Let’s assume we have a rigid-body system (for example a robotic manipulator) making and breaking contact with the environment. How can we infer physical properties such masses, inertias, and contact properties simultaneously with contact forces? Most importantly, how can we infer these properties without breaking the trajectory into contact-free and contacting segments and individually studying each? Is there a way in which we can consider the full trajectory of the system including contacts in one framework? In ISRR 2015 and IJRR 17, we show how this is possible by formulating a nonlinear optimization program using LCP constraints and rigid-body dynamics. We show what parameters, if any, are identifiable given sensory observations with empirical evaluation on an impact data-set.

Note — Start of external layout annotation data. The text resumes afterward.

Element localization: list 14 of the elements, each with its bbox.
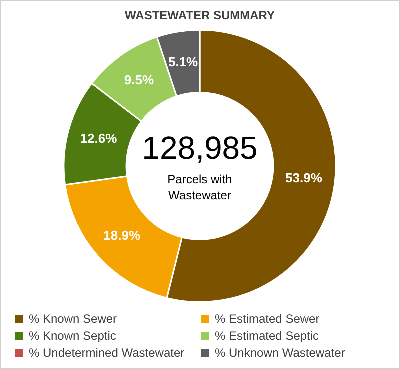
data-label: 9.5% [124,72,154,88]
data-label: 12.6% [80,131,118,146]
legend-label: % Estimated Sewer [215,312,320,326]
legend-label: % Known Septic [29,329,116,343]
data-label: 53.9% [286,170,323,186]
chart-title: WASTEWATER SUMMARY [125,8,275,23]
legend-label: % Unknown Wastewater [215,346,346,360]
data-label: 5.1% [168,54,199,70]
legend-label: % Known Sewer [29,312,118,326]
data-label: 18.9% [104,228,141,243]
text: 128,985 [142,130,258,166]
text: Parcels with Wastewater [168,172,232,203]
legend-label: % Estimated Septic [215,329,320,343]
legend-label: % Undetermined Wastewater [29,346,185,360]
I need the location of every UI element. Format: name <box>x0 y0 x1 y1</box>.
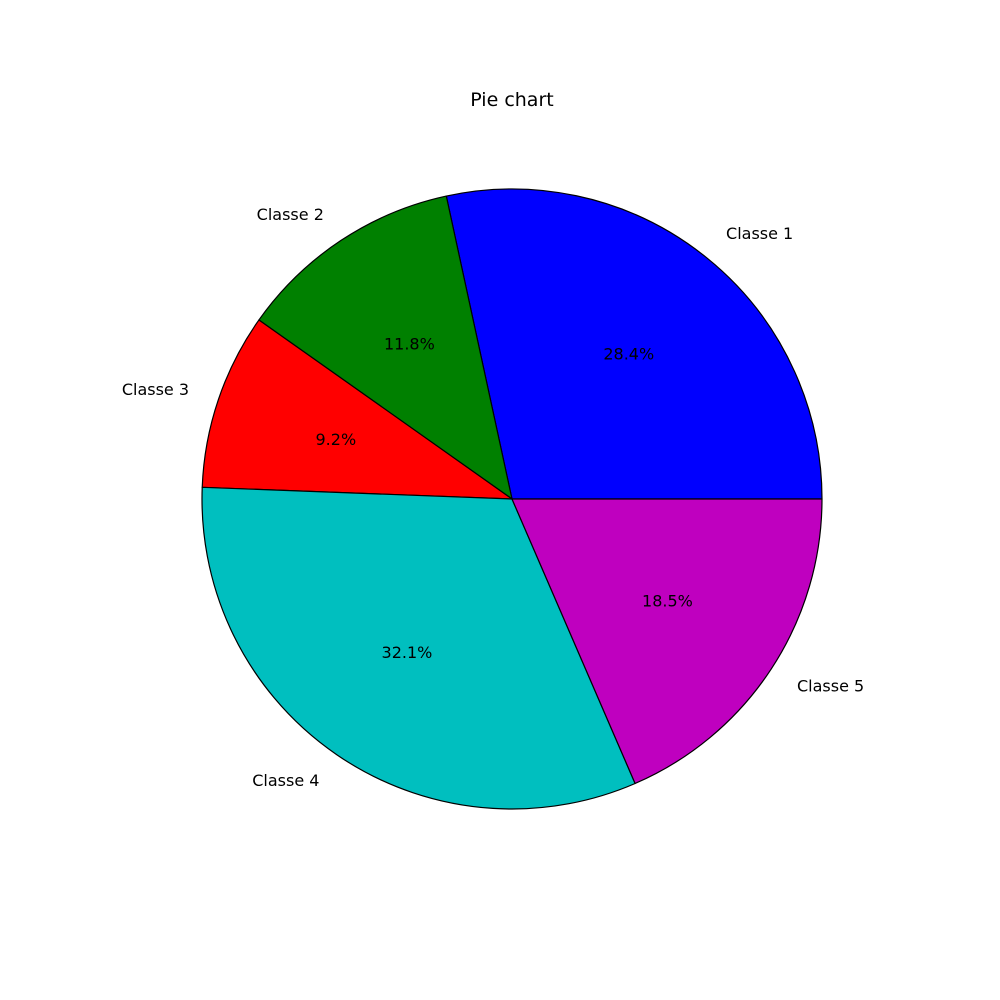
pie-percent-label-classe-2: 11.8% <box>384 334 435 353</box>
pie-category-label-classe-5: Classe 5 <box>797 677 864 696</box>
pie-slice-classe-3 <box>201 319 513 500</box>
pie-slices <box>201 188 823 810</box>
pie-category-label-classe-3: Classe 3 <box>122 380 189 399</box>
pie-percent-label-classe-5: 18.5% <box>642 592 693 611</box>
pie-slice-classe-5 <box>511 498 823 785</box>
pie-slice-classe-1 <box>445 188 823 500</box>
pie-category-label-classe-4: Classe 4 <box>252 771 319 790</box>
pie-slice-classe-2 <box>258 195 513 500</box>
pie-percent-label-classe-4: 32.1% <box>382 643 433 662</box>
pie-slice-classe-4 <box>201 486 636 810</box>
pie-category-labels: Classe 1 Classe 2 Classe 3 Classe 4 Classe 5 <box>122 205 864 790</box>
pie-percent-label-classe-3: 9.2% <box>316 430 357 449</box>
pie-percent-label-classe-1: 28.4% <box>603 345 654 364</box>
chart-title: Pie chart <box>470 89 553 111</box>
pie-category-label-classe-1: Classe 1 <box>726 224 793 243</box>
pie-category-label-classe-2: Classe 2 <box>257 205 324 224</box>
pie-percent-labels: 28.4% 11.8% 9.2% 32.1% 18.5% <box>316 334 693 662</box>
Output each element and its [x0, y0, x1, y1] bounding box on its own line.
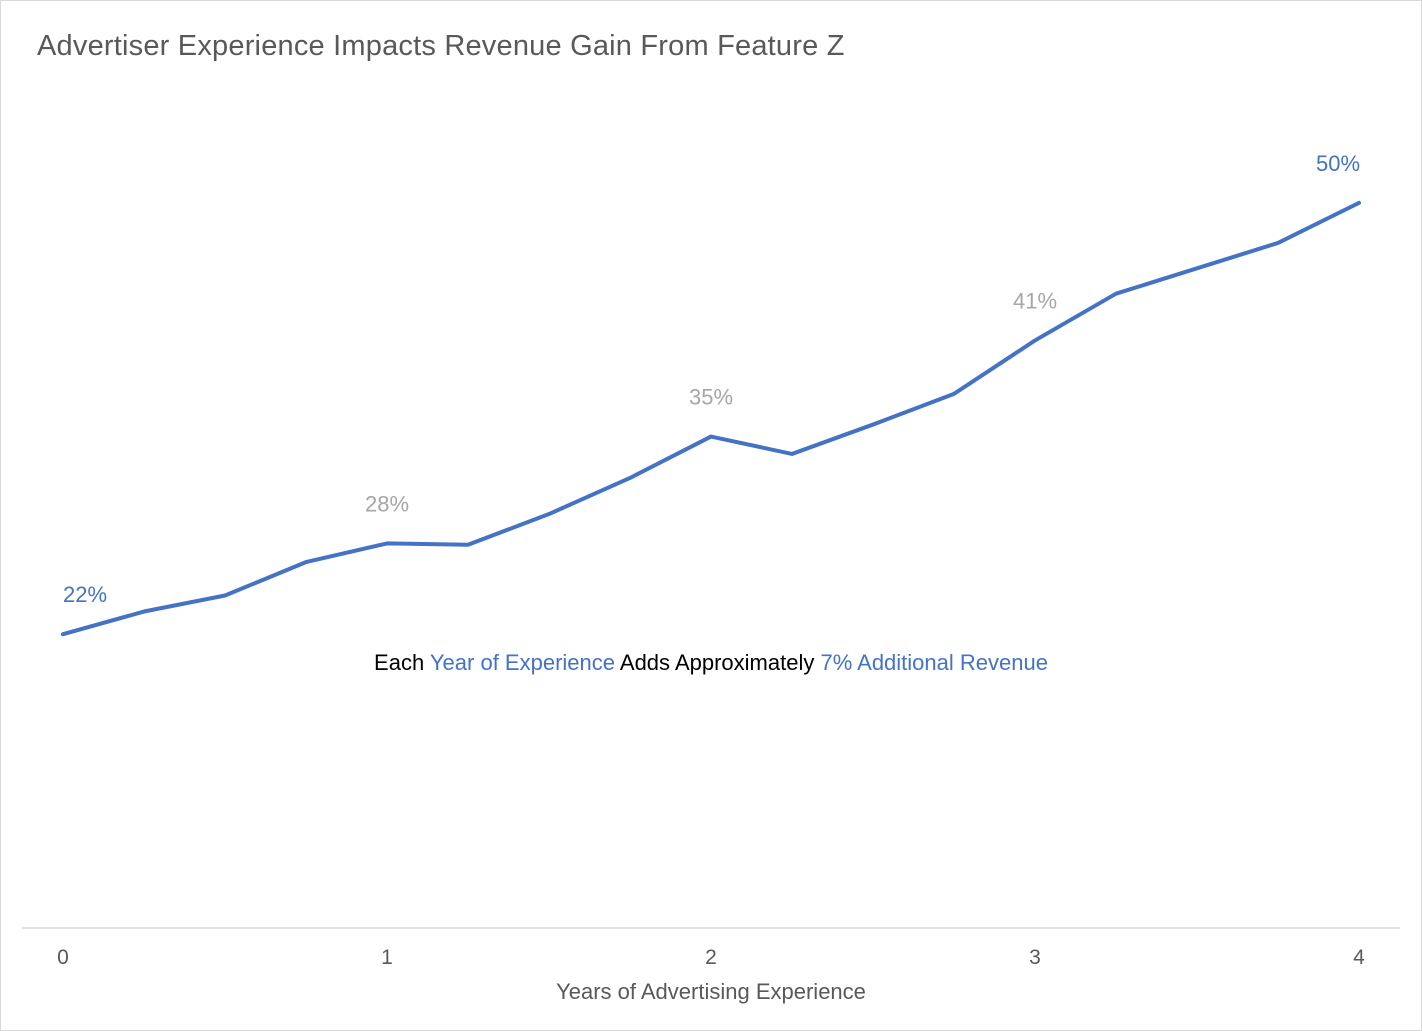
- series-line: [61, 200, 1361, 637]
- data-label: 28%: [365, 491, 409, 516]
- annotation-part-highlight: 7% Additional Revenue: [820, 650, 1048, 675]
- annotation-part-highlight: Year of Experience: [429, 650, 615, 675]
- chart-title: Advertiser Experience Impacts Revenue Ga…: [37, 30, 845, 62]
- data-label: 22%: [63, 582, 107, 607]
- x-axis-label: Years of Advertising Experience: [556, 979, 866, 1004]
- data-label: 50%: [1316, 151, 1360, 176]
- data-label: 41%: [1013, 288, 1057, 313]
- x-tick-label: 3: [1029, 946, 1041, 969]
- x-tick-label: 2: [705, 946, 717, 969]
- x-tick-label: 0: [57, 946, 69, 969]
- annotation-part: Each: [374, 650, 430, 675]
- chart-annotation: Each Year of Experience Adds Approximate…: [0, 650, 1422, 676]
- x-tick-label: 4: [1353, 946, 1365, 969]
- x-tick-label: 1: [381, 946, 393, 969]
- data-label: 35%: [689, 385, 733, 410]
- annotation-part: Adds Approximately: [615, 650, 821, 675]
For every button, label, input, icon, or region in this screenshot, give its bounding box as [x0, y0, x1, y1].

Our inferences and predictions rely on the quality of the models we use. Rigid-body contact models are extremely important to predicting, planning, and control of robotic interactions and serve as the foundations of many simulators. However; how good are these models in practice and what are their key failure modes? Outlining where and when a model is useful is important to effective robotic manipulation. We have studied the fidelity of these models for Planar Pushing (ICRA 16), and impactful contact (ICRA 17), and demonstrated fundamental limitations for impactful contact (ISRR 17).

Dropping experiments used to test inference algorithms and model predictive quality for planar impacts. How well a model predicts the outcome of the interaction is central to its utility for planning and controls.